It's late, I've had a hard day and all I'm interested in is dropping face first into the sweet, soft refuge of my bed...when I hear a little knock at the bedroom door. Like Lazarus being recalled from the tomb, I desperately try and recover my faculties from the brink of oblivion and manage to mumble, "Who's there?"
An imploring little voice answers, "It's me. Can I come in?"
"Sure sweets, what's the problem?"
"I'm having bad dreams and they won't go away."
She's bright and tall for her age and only a few hours ago was maintaining how grown up she was. But now she's my little girl and she's scared and in need. So it's up and out of bed, grab a robe and plod on down the hall after her.
Tucking her in I ask, "So what's bothering you?"
"Well I see these faces on the wall and they look real mean and they won't go away."
And so I say the words that parents have been using to comfort their children for generations. Soothing, reassuring, I calm her fears and then we pray together. The furrow of worry leaves her brow and I see the peace begin to soften her features. With a sigh of satisfaction I know my task is accomplished and sweet rest will be my reward… but for some reason I linger by her bed.
I stroke her hair. I talk a little. I admit to having been afraid every now and then myself.

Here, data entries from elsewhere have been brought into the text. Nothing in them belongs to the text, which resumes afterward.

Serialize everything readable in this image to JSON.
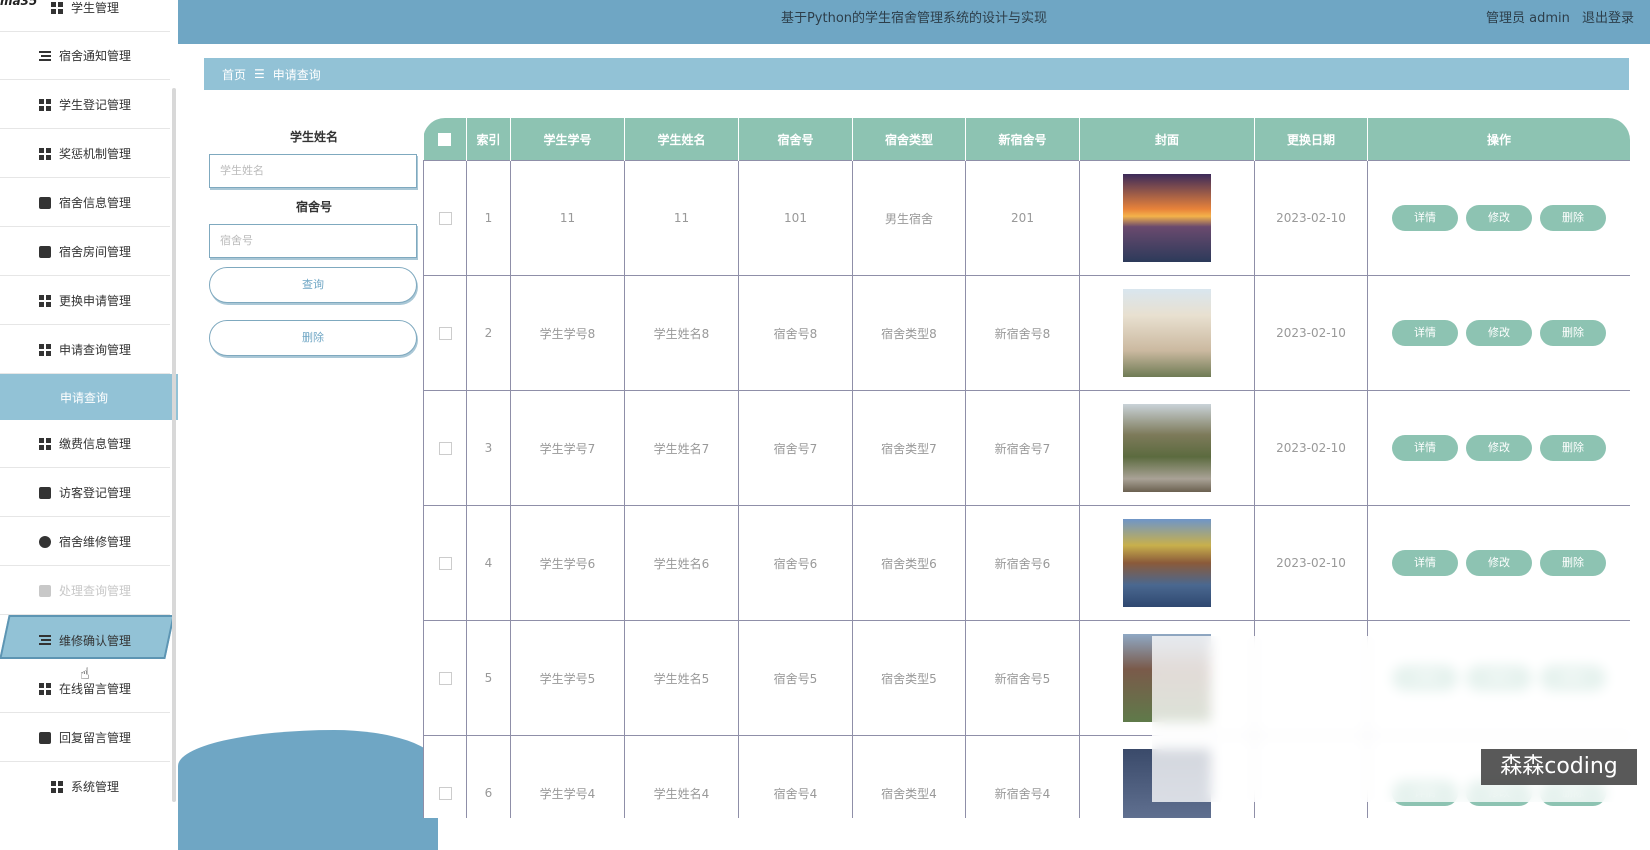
{
  "app": {
    "title": "基于Python的学生宿舍管理系统的设计与实现",
    "user_role": "管理员 admin",
    "logout": "退出登录"
  },
  "sidebar": {
    "items": [
      {
        "label": "学生管理",
        "icon": "grid-icon"
      },
      {
        "label": "宿舍通知管理",
        "icon": "list-icon"
      },
      {
        "label": "学生登记管理",
        "icon": "grid-icon"
      },
      {
        "label": "奖惩机制管理",
        "icon": "grid-icon"
      },
      {
        "label": "宿舍信息管理",
        "icon": "cup-icon"
      },
      {
        "label": "宿舍房间管理",
        "icon": "monitor-icon"
      },
      {
        "label": "更换申请管理",
        "icon": "grid-icon"
      },
      {
        "label": "申请查询管理",
        "icon": "grid-icon"
      },
      {
        "label": "缴费信息管理",
        "icon": "grid-icon"
      },
      {
        "label": "访客登记管理",
        "icon": "chat-icon"
      },
      {
        "label": "宿舍维修管理",
        "icon": "bulb-icon"
      },
      {
        "label": "处理查询管理",
        "icon": "check-icon"
      },
      {
        "label": "维修确认管理",
        "icon": "sliders-icon"
      },
      {
        "label": "在线留言管理",
        "icon": "grid-icon"
      },
      {
        "label": "回复留言管理",
        "icon": "wallet-icon"
      },
      {
        "label": "系统管理",
        "icon": "grid-icon"
      }
    ],
    "submenu_active": "申请查询"
  },
  "breadcrumb": {
    "home": "首页",
    "separator": "☰",
    "current": "申请查询"
  },
  "search": {
    "name_label": "学生姓名",
    "name_placeholder": "学生姓名",
    "room_label": "宿舍号",
    "room_placeholder": "宿舍号",
    "query_button": "查询",
    "delete_button": "删除"
  },
  "table": {
    "columns": [
      "索引",
      "学生学号",
      "学生姓名",
      "宿舍号",
      "宿舍类型",
      "新宿舍号",
      "封面",
      "更换日期",
      "操作"
    ],
    "actions": {
      "detail": "详情",
      "edit": "修改",
      "delete": "删除"
    },
    "rows": [
      {
        "index": "1",
        "student_id": "11",
        "student_name": "11",
        "room": "101",
        "room_type": "男生宿舍",
        "new_room": "201",
        "date": "2023-02-10",
        "cover": "sunset-river"
      },
      {
        "index": "2",
        "student_id": "学生学号8",
        "student_name": "学生姓名8",
        "room": "宿舍号8",
        "room_type": "宿舍类型8",
        "new_room": "新宿舍号8",
        "date": "2023-02-10",
        "cover": "building"
      },
      {
        "index": "3",
        "student_id": "学生学号7",
        "student_name": "学生姓名7",
        "room": "宿舍号7",
        "room_type": "宿舍类型7",
        "new_room": "新宿舍号7",
        "date": "2023-02-10",
        "cover": "garden"
      },
      {
        "index": "4",
        "student_id": "学生学号6",
        "student_name": "学生姓名6",
        "room": "宿舍号6",
        "room_type": "宿舍类型6",
        "new_room": "新宿舍号6",
        "date": "2023-02-10",
        "cover": "lake"
      },
      {
        "index": "5",
        "student_id": "学生学号5",
        "student_name": "学生姓名5",
        "room": "宿舍号5",
        "room_type": "宿舍类型5",
        "new_room": "新宿舍号5",
        "date": "",
        "cover": "campus"
      },
      {
        "index": "6",
        "student_id": "学生学号4",
        "student_name": "学生姓名4",
        "room": "宿舍号4",
        "room_type": "宿舍类型4",
        "new_room": "新宿舍号4",
        "date": "",
        "cover": "campus2"
      }
    ]
  },
  "watermark": "森森coding",
  "colors": {
    "header": "#6fa6c4",
    "accent": "#92c2d6",
    "table_header": "#8dc3b2"
  }
}
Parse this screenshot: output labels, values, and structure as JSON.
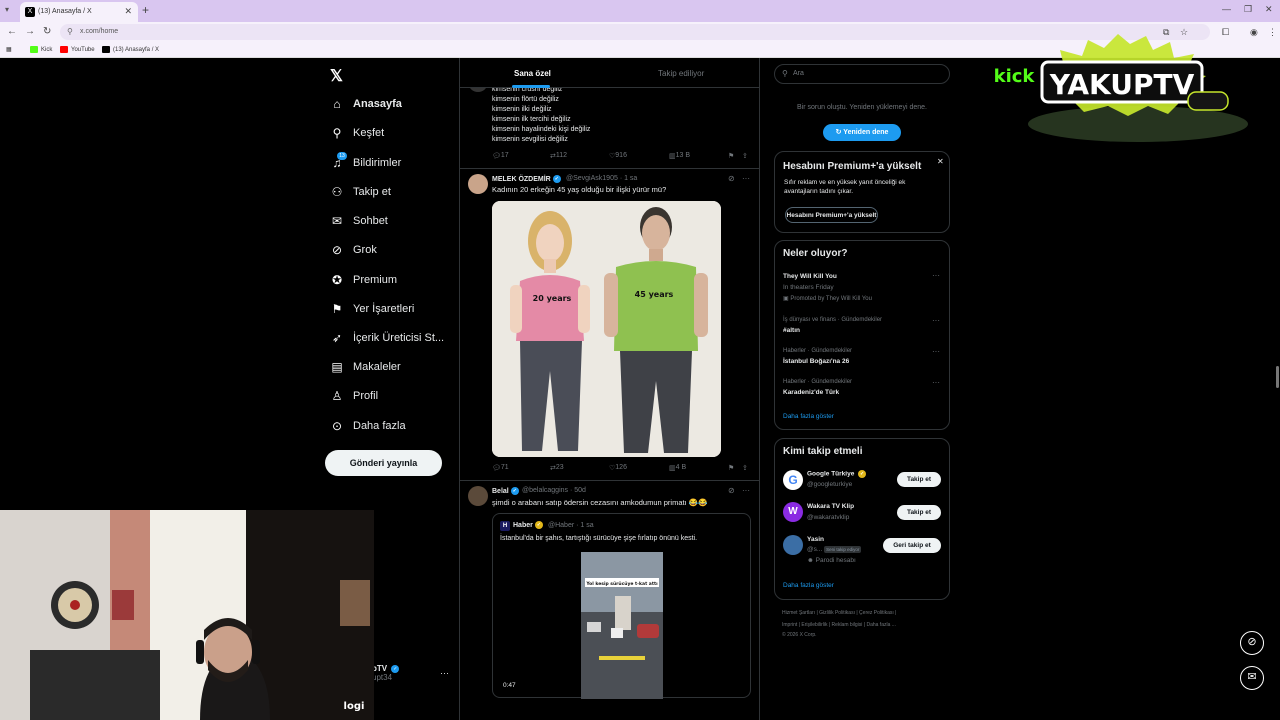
{
  "browser": {
    "tab_title": "(13) Anasayfa / X",
    "new_tab": "+",
    "url": "x.com/home",
    "bookmarks": [
      {
        "label": "Kick",
        "color": "#53fc18"
      },
      {
        "label": "YouTube",
        "color": "#ff0000"
      },
      {
        "label": "(13) Anasayfa / X",
        "color": "#000000"
      }
    ]
  },
  "nav": {
    "items": [
      {
        "label": "Anasayfa",
        "icon": "home-icon"
      },
      {
        "label": "Keşfet",
        "icon": "search-icon"
      },
      {
        "label": "Bildirimler",
        "icon": "bell-icon",
        "badge": "13"
      },
      {
        "label": "Takip et",
        "icon": "add-user-icon"
      },
      {
        "label": "Sohbet",
        "icon": "mail-icon"
      },
      {
        "label": "Grok",
        "icon": "grok-icon"
      },
      {
        "label": "Premium",
        "icon": "premium-icon"
      },
      {
        "label": "Yer İşaretleri",
        "icon": "bookmark-icon"
      },
      {
        "label": "İçerik Üreticisi St...",
        "icon": "rocket-icon"
      },
      {
        "label": "Makaleler",
        "icon": "articles-icon"
      },
      {
        "label": "Profil",
        "icon": "profile-icon"
      },
      {
        "label": "Daha fazla",
        "icon": "more-icon"
      }
    ],
    "post_button": "Gönderi yayınla",
    "account_name": "pTV",
    "account_handle": "upt34"
  },
  "feed": {
    "tabs": [
      "Sana özel",
      "Takip ediliyor"
    ],
    "poem": {
      "lines": [
        "kimsenin crushı değiliz",
        "kimsenin flörtü değiliz",
        "kimsenin ilki değiliz",
        "kimsenin ilk tercihi değiliz",
        "kimsenin hayalindeki kişi değiliz",
        "kimsenin sevgilisi değiliz"
      ],
      "replies": "17",
      "reposts": "112",
      "likes": "916",
      "views": "13 B"
    },
    "tweet1": {
      "name": "MELEK ÖZDEMİR",
      "handle": "@SevgiAsk1905",
      "time": "· 1 sa",
      "text": "Kadının 20 erkeğin 45 yaş olduğu bir ilişki yürür mü?",
      "image_label_left": "20 years",
      "image_label_right": "45 years",
      "replies": "71",
      "reposts": "23",
      "likes": "126",
      "views": "4 B"
    },
    "tweet2": {
      "name": "Belal",
      "handle": "@belalcaggins",
      "time": "· 50d",
      "text": "şimdi o arabanı satıp ödersin cezasını amkodumun primatı 😂😂",
      "quote": {
        "name": "Haber",
        "handle": "@Haber",
        "time": "· 1 sa",
        "text": "İstanbul'da bir şahıs, tartıştığı sürücüye şişe fırlatıp önünü kesti.",
        "video_caption": "Yol kesip sürücüye t-kat attı",
        "video_time": "0:47"
      }
    }
  },
  "right": {
    "search_placeholder": "Ara",
    "error_text": "Bir sorun oluştu. Yeniden yüklemeyi dene.",
    "retry": "Yeniden dene",
    "premium": {
      "title": "Hesabını Premium+'a yükselt",
      "desc1": "Sıfır reklam ve en yüksek yanıt önceliği ek",
      "desc2": "avantajların tadını çıkar.",
      "button": "Hesabını Premium+'a yükselt"
    },
    "trends": {
      "title": "Neler oluyor?",
      "items": [
        {
          "title": "They Will Kill You",
          "sub": "In theaters Friday",
          "sub2": "Promoted by They Will Kill You"
        },
        {
          "context": "İş dünyası ve finans · Gündemdekiler",
          "title": "#altın"
        },
        {
          "context": "Haberler · Gündemdekiler",
          "title": "İstanbul Boğazı'na 26"
        },
        {
          "context": "Haberler · Gündemdekiler",
          "title": "Karadeniz'de Türk"
        }
      ],
      "more": "Daha fazla göster"
    },
    "who_to_follow": {
      "title": "Kimi takip etmeli",
      "users": [
        {
          "name": "Google Türkiye",
          "handle": "@googleturkiye",
          "button": "Takip et"
        },
        {
          "name": "Wakara TV Klip",
          "handle": "@wakaratvklip",
          "button": "Takip et"
        },
        {
          "name": "Yasin",
          "handle": "@s...",
          "badge": "Seni takip ediyor",
          "note": "Parodi hesabı",
          "button": "Geri takip et"
        }
      ],
      "more": "Daha fazla göster"
    },
    "footer": {
      "line1": "Hizmet Şartları | Gizlilik Politikası | Çerez Politikası |",
      "line2": "Imprint | Erişilebilirlik | Reklam bilgisi | Daha fazla ...",
      "line3": "© 2026 X Corp."
    }
  },
  "overlay": {
    "brand_kick": "kick",
    "brand_name": "YAKUPTV",
    "webcam_brand": "logi"
  }
}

I talk about how I've learned to chase away fear with praise, thanking God for all of his blessings in my life, and praying for others. And still I linger.
Then in a voice softened by approaching sleep, she opens her heart to me. We talk about some of the things that shape the challenges along her journey from child to adult.
"What do you think about me wearing makeup, daddy? I know you think I'm too young now, but what about when I'm 13? Can I wear it then?" (Makeup was a huge thing in our family at the time.)
"Why would you want to wear it at all?"
"I don't know. Sometimes you just feel like you need to. Like it's something you have to do. I mean, I don't want to put on eye liner or anything. That just makes your eyes feel yucky, you know? But do you think I could put on just foundation?"
"Well, I can't say I know a whole lot about foundation, but I do know that you don't have to rush to be all grown up. You've got plenty of time before you have to think too much about that. You know you only get to be a kid once, after that you're an adult for the rest of your life. This is a great time in your life and you should just enjoy being a kid for now."
"I know. But I'm just thinking about it, you know?"
"I know sweets."
She lays there composed, peaceful and quiet, her eyes closed, her breathing soft and slow and for a while you think she might have nodded off when…
"Will I have to ask you every time I want to wear it?"
"Wear what sweets?"
"Well, when it is time for me to wear makeup, will I have to ask you every time I want to?"
"At first you will. Mom and I are here to help you with that. We want you to be a modest young lady and a good testimony for the Lord, not some weird painted lady."
"I know. There are some girls at school that put on so much stuff it's gross. I don't want to do that, but it just seems like it'll be a bummer if I have to ask you every time."
"I understand and I'm sure we can work something out by then."
"Yea, I guess you're right."
I bend over and giver her a little kiss on the head.
"Good night sweets, I love you."
"Good night dad, I love you too."
As I'm walking toward the door, in the softest, sweetest voice imaginable, I hear her say, "Thank you daddy."
And then I understand.
This was a "magic" moment. A moment that can't be planned or scheduled. A moment that comes without fanfare or warning. But it’s the stuff that loving relationships are built on. It's the moment that gets recounted years later with tenderness. A moment that is remembered in a time of trial and helps turn a heart to help.
You never know when that moment, so fraught with spiritual weight and significance, will come. But there's one thing for sure -- you dare not squander it. Because these are the simple moments of caring that can make such a profound difference with our children. It is in these moments that we have the opportunity to communicate spiritual value, to build trust and confidence, and to reaffirm our love and care for them. Those moments are a door of opportunity into their hearts and lives. But if we are going to seize the opportunity these moments present, we have to be sensitive to their visitation. We need hearts that are tender to the moving of the Spirit, not consumed with work, comfort or even our problems and 'urgencies.' We need to see that these times are a moment of salvation where the Lord wants to work mightily.
As I gently closed the door behind me, my heart was moved by the mercy and love of God that gave my daughter and I that moment together. And I found myself saying "Thank you, Father."